Tarunpreet Kaur

and 9 more

Background: Cardiac surgery is a high-risk procedure that leaves little margin for error and can result in severe morbidity or mortality. During the surgery, detecting and understanding the trends hidden in physiological parameters, such as heart rate (HR) and invasive blood pressure (IBP), is vital. These trends can provide insight into future adverse outcomes and guide the clinician to perform appropriate interventions. Objectives: This study aims to introduce a real-time time-series forecasting system to predict future HR values (in beats per minute) and IBP values (in mm Hg) in a defined interval. Methods: The 74715 HR time series samples and 98278 IBP time series samples from 1056 patients undergoing cardiac surgeries at a single tertiary care hospital were recorded per minute. The raw data was processed to remove artefacts, and various deep learning-based models were trained with the optimized hyperparameters. The best-performing model was deployed in a graphical user interface, allowing hospital staff to visualize and analyze the predicted data.

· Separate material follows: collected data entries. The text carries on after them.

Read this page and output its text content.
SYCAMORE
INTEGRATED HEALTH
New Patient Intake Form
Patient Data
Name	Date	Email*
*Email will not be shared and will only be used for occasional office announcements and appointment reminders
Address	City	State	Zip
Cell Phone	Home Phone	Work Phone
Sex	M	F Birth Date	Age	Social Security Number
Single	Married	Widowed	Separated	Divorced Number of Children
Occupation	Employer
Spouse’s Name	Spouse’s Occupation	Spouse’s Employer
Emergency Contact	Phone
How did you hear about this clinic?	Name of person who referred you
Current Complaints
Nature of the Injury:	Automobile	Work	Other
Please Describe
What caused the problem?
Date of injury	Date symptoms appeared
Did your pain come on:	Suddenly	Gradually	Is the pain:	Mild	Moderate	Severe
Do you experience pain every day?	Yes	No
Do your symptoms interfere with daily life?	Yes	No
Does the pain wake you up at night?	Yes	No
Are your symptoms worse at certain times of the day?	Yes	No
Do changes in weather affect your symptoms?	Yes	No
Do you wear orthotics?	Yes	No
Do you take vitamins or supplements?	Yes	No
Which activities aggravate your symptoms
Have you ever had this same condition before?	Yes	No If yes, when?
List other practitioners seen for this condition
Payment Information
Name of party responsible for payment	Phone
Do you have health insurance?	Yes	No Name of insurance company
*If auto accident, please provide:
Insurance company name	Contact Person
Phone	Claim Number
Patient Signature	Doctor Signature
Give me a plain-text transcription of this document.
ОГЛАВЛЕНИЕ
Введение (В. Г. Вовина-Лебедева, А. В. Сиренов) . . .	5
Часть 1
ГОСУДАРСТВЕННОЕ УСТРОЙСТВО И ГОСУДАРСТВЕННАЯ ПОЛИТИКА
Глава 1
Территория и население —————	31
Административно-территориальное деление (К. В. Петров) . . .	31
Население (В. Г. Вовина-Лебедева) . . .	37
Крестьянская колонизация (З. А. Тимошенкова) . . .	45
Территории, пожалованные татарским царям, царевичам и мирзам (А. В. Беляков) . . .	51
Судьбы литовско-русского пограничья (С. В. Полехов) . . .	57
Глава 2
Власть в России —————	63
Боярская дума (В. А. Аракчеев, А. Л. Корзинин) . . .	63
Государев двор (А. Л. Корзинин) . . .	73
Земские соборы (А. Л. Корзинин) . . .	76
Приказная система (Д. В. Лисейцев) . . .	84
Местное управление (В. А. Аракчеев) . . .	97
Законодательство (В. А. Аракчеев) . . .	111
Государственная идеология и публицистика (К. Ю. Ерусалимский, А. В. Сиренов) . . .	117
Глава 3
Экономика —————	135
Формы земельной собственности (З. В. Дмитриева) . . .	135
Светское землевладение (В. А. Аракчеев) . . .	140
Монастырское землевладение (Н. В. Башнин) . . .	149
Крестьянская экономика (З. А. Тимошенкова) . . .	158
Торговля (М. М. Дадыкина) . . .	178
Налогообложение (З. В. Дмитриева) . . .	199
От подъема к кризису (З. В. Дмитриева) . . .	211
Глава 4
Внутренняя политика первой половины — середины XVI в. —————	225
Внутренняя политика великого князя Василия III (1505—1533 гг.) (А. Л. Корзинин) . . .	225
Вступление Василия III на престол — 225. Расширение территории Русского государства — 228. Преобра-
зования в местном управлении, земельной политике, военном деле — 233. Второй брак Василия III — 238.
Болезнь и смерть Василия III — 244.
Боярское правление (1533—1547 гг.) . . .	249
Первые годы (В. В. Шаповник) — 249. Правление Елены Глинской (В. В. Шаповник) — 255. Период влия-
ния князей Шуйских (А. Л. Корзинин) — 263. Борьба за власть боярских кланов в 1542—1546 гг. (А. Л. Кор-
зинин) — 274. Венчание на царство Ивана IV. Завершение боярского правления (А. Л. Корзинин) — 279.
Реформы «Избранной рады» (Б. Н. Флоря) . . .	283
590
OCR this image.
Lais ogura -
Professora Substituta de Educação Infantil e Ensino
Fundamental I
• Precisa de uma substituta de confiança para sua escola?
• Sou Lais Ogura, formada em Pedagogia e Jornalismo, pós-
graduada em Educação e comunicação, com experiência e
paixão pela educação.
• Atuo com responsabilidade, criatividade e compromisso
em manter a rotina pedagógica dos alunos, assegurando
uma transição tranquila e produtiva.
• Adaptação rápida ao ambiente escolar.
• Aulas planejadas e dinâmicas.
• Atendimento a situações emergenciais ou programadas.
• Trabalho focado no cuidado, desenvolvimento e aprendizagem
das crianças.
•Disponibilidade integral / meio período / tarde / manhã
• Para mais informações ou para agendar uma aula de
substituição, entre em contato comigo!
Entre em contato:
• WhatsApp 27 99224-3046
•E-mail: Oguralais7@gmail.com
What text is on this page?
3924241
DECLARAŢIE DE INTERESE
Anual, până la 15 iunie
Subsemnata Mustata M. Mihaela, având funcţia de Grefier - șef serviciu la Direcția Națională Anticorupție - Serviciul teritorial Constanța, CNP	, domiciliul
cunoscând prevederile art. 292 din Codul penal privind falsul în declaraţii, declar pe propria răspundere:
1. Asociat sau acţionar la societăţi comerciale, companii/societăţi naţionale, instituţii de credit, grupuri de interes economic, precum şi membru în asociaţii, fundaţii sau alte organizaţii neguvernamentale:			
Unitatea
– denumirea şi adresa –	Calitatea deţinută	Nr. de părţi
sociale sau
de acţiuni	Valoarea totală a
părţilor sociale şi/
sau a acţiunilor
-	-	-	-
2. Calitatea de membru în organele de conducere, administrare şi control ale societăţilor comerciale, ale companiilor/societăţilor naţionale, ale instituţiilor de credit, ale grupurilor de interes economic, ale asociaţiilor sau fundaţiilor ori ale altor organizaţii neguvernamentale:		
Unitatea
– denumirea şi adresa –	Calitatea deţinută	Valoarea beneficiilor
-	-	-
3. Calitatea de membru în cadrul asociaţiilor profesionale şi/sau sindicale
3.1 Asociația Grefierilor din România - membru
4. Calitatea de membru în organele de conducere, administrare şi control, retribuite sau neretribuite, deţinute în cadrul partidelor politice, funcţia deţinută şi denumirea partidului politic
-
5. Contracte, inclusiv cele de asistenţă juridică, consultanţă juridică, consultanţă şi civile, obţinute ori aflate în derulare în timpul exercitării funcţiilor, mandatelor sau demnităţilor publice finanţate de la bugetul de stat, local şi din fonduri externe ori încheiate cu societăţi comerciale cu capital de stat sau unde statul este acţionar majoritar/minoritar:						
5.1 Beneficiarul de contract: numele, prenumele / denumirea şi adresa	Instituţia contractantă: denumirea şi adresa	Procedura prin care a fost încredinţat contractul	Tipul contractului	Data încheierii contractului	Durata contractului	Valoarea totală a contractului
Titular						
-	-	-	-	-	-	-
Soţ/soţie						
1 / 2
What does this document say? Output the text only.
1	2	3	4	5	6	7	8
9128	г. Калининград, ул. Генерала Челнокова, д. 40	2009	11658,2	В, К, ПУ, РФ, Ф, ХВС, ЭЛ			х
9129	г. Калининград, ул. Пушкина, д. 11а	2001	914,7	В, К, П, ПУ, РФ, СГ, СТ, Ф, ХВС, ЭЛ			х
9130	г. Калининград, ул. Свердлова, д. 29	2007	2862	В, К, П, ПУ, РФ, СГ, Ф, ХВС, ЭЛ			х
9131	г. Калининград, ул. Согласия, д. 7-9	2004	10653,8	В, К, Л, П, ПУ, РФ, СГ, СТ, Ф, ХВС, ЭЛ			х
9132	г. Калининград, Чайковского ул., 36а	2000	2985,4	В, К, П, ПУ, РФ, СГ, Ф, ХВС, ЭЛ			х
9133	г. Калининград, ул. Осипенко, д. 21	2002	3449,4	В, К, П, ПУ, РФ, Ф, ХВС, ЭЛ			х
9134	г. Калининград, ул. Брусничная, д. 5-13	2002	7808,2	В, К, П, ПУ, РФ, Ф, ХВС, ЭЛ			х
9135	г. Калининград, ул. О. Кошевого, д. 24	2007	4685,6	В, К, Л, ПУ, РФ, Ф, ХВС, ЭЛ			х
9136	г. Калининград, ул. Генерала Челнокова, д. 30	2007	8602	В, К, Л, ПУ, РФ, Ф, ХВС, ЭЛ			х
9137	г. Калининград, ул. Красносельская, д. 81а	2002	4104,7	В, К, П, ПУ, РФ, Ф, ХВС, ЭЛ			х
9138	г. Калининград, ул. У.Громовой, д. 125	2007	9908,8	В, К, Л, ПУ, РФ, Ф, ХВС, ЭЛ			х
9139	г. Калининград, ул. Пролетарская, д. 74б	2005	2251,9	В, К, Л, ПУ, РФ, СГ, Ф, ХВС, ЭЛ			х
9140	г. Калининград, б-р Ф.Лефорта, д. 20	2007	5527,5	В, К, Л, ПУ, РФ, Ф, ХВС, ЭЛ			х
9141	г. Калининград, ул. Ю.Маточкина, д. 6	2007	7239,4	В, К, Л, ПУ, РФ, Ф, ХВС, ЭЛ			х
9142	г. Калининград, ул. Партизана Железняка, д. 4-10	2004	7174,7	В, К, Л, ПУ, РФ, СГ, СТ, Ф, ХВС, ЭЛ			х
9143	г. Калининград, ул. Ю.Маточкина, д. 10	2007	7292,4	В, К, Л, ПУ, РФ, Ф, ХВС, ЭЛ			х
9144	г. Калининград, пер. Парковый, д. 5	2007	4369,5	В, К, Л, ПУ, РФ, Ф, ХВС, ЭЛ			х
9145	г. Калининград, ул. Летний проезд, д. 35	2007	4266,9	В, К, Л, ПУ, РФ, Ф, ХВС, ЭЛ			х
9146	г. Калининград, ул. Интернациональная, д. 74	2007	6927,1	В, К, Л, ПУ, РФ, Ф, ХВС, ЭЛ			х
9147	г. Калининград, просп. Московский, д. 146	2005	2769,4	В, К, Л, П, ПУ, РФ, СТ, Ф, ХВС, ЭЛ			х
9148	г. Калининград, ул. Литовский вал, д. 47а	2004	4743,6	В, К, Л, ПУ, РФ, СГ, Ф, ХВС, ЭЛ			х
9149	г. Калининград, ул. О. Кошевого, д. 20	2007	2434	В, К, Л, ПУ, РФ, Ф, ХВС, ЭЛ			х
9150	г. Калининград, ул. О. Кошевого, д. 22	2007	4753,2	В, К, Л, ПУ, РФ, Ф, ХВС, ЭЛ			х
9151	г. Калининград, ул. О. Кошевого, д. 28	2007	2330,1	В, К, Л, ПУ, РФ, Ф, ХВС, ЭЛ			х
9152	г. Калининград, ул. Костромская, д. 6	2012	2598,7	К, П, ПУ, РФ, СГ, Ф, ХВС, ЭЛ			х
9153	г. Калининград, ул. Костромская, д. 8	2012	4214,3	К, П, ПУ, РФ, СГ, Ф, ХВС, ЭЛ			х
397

Results: The Long Short Term Memory (LSTM) model offers the best performance for HR time series prediction with RMSE (5.26) and MAE (2.57). The Bidirectional Short Term Memory (BiLSTM) achieved RMSE (10.22) and MAE (6.28), making it the best-performing model for IBP time series forecasting. Conclusion: Deep neural network models were trained and deployed on non-linear intra-operative time series data to accurately predict the future HR and IBP values. These models may be used in cardiac surgeries to forecast future physiological trends based on short-term physiological history.